Ricardo J. Pfitscher; Gabriel B. Rodenbusch; Anderson Dias; Paulo Vieira; Nuno M. M. D. Fouto

Ricardo J. Pfitscher UFSC
Gabriel B. Rodenbusch UFSC
Anderson Dias UniSociesc
Paulo Vieira UniSociesc
Nuno M. M. D. Fouto USP

Resumo

The running time complexity is a crucial measure for determining the computational efficiency of a given program or algorithm. Depending on the problem complexity class, it can be considered intractable; a program that solves this problem will consume so many resources for a sufficiently large input that it will be unfeasible to execute it. Due to Alan Turing’s halting problem, it is impossible to write a program capable of determining the execution time of a given program and, therefore, classifying it according to its complexity class. Despite this limitation, an approximate running time value can be helpful to support development teams in evaluating the efficiency of their produced code. Furthermore, software-integrated development environments (IDEs) could show real-time efficiency indicators for their programmers.
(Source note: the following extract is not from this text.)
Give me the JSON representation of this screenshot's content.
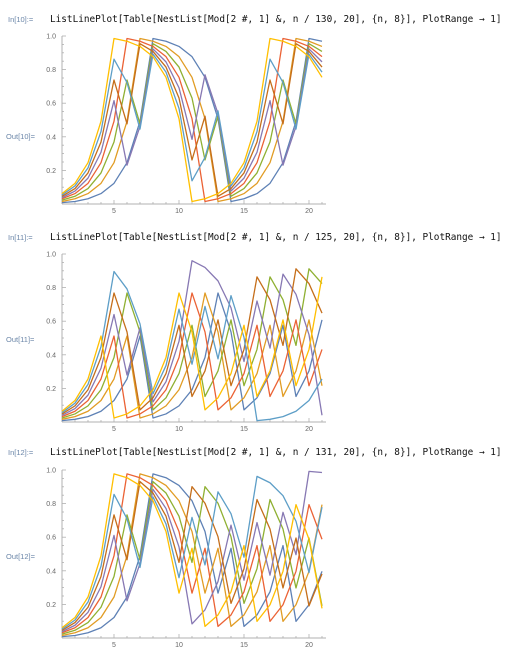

Recent research efforts have made, through artificial intelligence techniques, complexity estimations based on code characteristics (e.g., number of nested loops and number of conditional tests). However, there are no databases that relate code characteristics with complexity classes considered inefficient (e.g., and O(n!)), which limits current research results. This research compared three machine learning approaches (i.e., Random Forest, eXtreme Gradient Boosting, and Artificial Neural Networks) regarding their accuracy in predicting Java program codes’ efficiency and complexity class. We train each model using a dataset that merges data from literature and 394 program codes with their respective complexity classes crawled from a publicly available website. Results show that Random Forest resulted in the best accuracy, being 90.17% accurate when predicting codes’ efficiency and 89.84% in estimating complexity classes.